- Directed by: Mark McNabb Al Randall
- Written by: Al Randall
- Produced by: Mark McNabb Al Randall
- Starring: Jenna Scott Lindsay Dell Eric Phillion Brian Austin Jr. Ryan Hulshof A.K. Randall
- Cinematography: Y. Robert Tymstra
- Edited by: Mark McNabb
- Music by: Levi Oliver
- Production companies: Rigtown Pictures 402 Films Skylight Films
- Distributed by: Lionsgate Home Entertainment
- Release date: September 12, 2006;
- Running time: 80 minutes
- Countries: United States Canada
- Language: English

= Dark Fields (2006 film) =

Dark Fields is a Canadian–American horror film directed by Mark McNabb and Al Randall, written by Randall, and starring Jenna Scott, Lindsay Dell, Eric Phillion, Brian Austin Jr., and Ryan Hulshof as teens hunted down by a psychopathic farmer played by Al Randall.

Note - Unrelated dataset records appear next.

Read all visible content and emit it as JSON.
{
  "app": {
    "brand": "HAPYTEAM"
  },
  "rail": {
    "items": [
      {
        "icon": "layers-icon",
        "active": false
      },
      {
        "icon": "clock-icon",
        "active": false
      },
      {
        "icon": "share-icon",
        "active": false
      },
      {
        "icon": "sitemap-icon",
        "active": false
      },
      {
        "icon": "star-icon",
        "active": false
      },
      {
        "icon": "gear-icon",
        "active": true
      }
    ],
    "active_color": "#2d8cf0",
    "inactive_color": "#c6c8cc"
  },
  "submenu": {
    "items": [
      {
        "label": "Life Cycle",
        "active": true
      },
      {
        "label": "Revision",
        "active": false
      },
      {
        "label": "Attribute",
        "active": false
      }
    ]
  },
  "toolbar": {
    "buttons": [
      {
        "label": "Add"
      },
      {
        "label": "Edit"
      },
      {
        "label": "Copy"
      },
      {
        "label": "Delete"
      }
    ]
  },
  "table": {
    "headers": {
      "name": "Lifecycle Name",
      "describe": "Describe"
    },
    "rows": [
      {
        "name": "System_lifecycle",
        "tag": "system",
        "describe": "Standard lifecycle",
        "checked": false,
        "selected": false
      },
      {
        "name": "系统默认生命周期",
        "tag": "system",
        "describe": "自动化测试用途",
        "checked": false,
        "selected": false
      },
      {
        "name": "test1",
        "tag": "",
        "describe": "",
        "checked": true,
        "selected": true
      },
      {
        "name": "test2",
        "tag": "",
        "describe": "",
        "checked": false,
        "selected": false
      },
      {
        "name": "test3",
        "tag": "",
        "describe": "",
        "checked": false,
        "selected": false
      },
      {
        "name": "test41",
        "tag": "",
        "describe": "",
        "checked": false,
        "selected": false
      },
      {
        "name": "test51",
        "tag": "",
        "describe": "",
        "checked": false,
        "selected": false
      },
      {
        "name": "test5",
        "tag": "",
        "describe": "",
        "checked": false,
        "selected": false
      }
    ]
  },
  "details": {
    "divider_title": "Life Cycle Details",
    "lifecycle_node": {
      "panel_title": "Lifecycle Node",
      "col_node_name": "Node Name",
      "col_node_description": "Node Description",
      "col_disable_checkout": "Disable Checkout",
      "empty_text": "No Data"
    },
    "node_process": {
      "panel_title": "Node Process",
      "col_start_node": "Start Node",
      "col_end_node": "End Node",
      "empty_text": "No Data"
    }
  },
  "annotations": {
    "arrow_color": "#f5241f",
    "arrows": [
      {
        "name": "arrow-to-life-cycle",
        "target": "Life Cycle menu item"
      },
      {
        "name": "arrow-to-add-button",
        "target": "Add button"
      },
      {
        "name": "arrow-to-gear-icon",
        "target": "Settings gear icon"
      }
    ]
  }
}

Filmed in October 2003, on a budget of $1,000, it was not released until September 2006.

== Plot ==

After their car runs out of gas, a group of teens steal gas from an isolated house. Unknown to them, the owner of the house, Farmer Brown, had a traumatic past involving gasoline thieves. Farmer Brown goes insane with rage and hunts down the teens, one by one, and kills them.

== Release ==
Lionsgate released Dark Fields on September 12, 2006.

== Reception ==
Steve Anderson of Film Threat rated it 1/5 stars and wrote, "I don't believe I ever want to see the barrel that Lions Gate had to scrape the bottom of to dredge up this roaring suckfest." Scott Foy of Dread Central rated it 1/5 stars and called it a boring, pointless film with poorly written characters.